Page last updated at 12:20 GMT, Monday, 7 September 2009 13:20 UK

Developer guilty of tenant murder

Thanos Papalexis - pic from Palm Beach Post
A prostitute told US marshals Papalexis had confessed to her

A developer who arranged the killing of a tenant after he had refused to leave a building earmarked for a £2m property deal has been convicted of his murder.

Thanos Papalexis, 37, of Palm Beach, Florida, allegedly hired henchmen to kill caretaker Charalambos Christodoulides, 55, in March 2000.

His body was found in a warehouse complex in Kensal Rise, north-west London, which he had refused to leave.

Papalexis is in custody awaiting sentence on 30 September.

His conviction on Friday could not be reported until Monday when the jury was discharged after failing to reach verdicts on Ylli Xhelo, 35, and Robert Baxhija, 29.

The two Albanian workmen employed by Papalexis had also also been charged with the murder.
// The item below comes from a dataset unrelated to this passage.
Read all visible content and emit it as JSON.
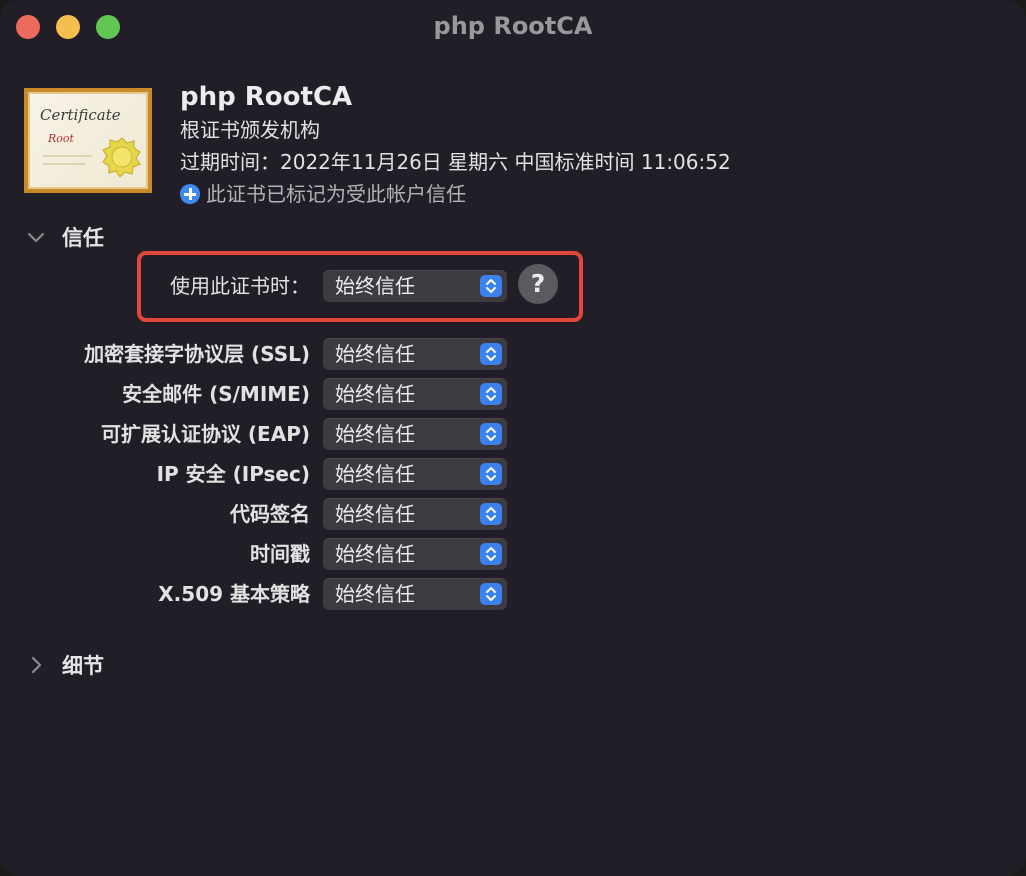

Papalexis, who once held a fundraiser at his Florida home for Hillary Clinton, had Christodoulides killed because he would not leave the £2m warehouse building he was trying to sell, the court heard.

'Perilous' finances

He was worried the deal would collapse and needed money for another development.

Papalexis' financial affairs were also said to be in a "perilous" state after his inexperience led to heavy losses on another development in Holloway, north London.

He was paying £60,000 a week on a bridging loan.

The developer was arrested in Palm Beach in November 2008 after police finished building their case against him.

Murder victim Charalambos Christodoulides
The killing of Mr Christodoulides was descibed as "senseless"

A local prostitute, Rebecca DeFalco, was said to have told US marshals that Papalexis, her former lover, had confessed to her in 2004.

The prosecution said Papalexis thought Mr Christodoulides stood in the way of a quick deal to sell the derelict site which would have saved him from financial ruin.

The property deal fell through and the Holloway development was put into receivership with £8m debts.

Jonathan Laidlaw QC, prosecuting, said Mr Christodoulides had been tied to a chair, tortured and strangled.

Mr Laidlaw added: "It appears that the victim was condemned to die for no better reason than he was not prepared to leave his home.

"This was a senseless killing motivated by greed."

Mr Christodoulides' sister, Anna Lanitis, 60, wept as she told the court: "We loved him. He was a very gentle person. He lived his life the way he wanted."

After Mr Christodoulides' body was discovered, Papalexis went to America and the Albanians, who had been denied asylum, were deported.

Mr Xhelo and Mr Baxhija were remanded in custody to face a retrial.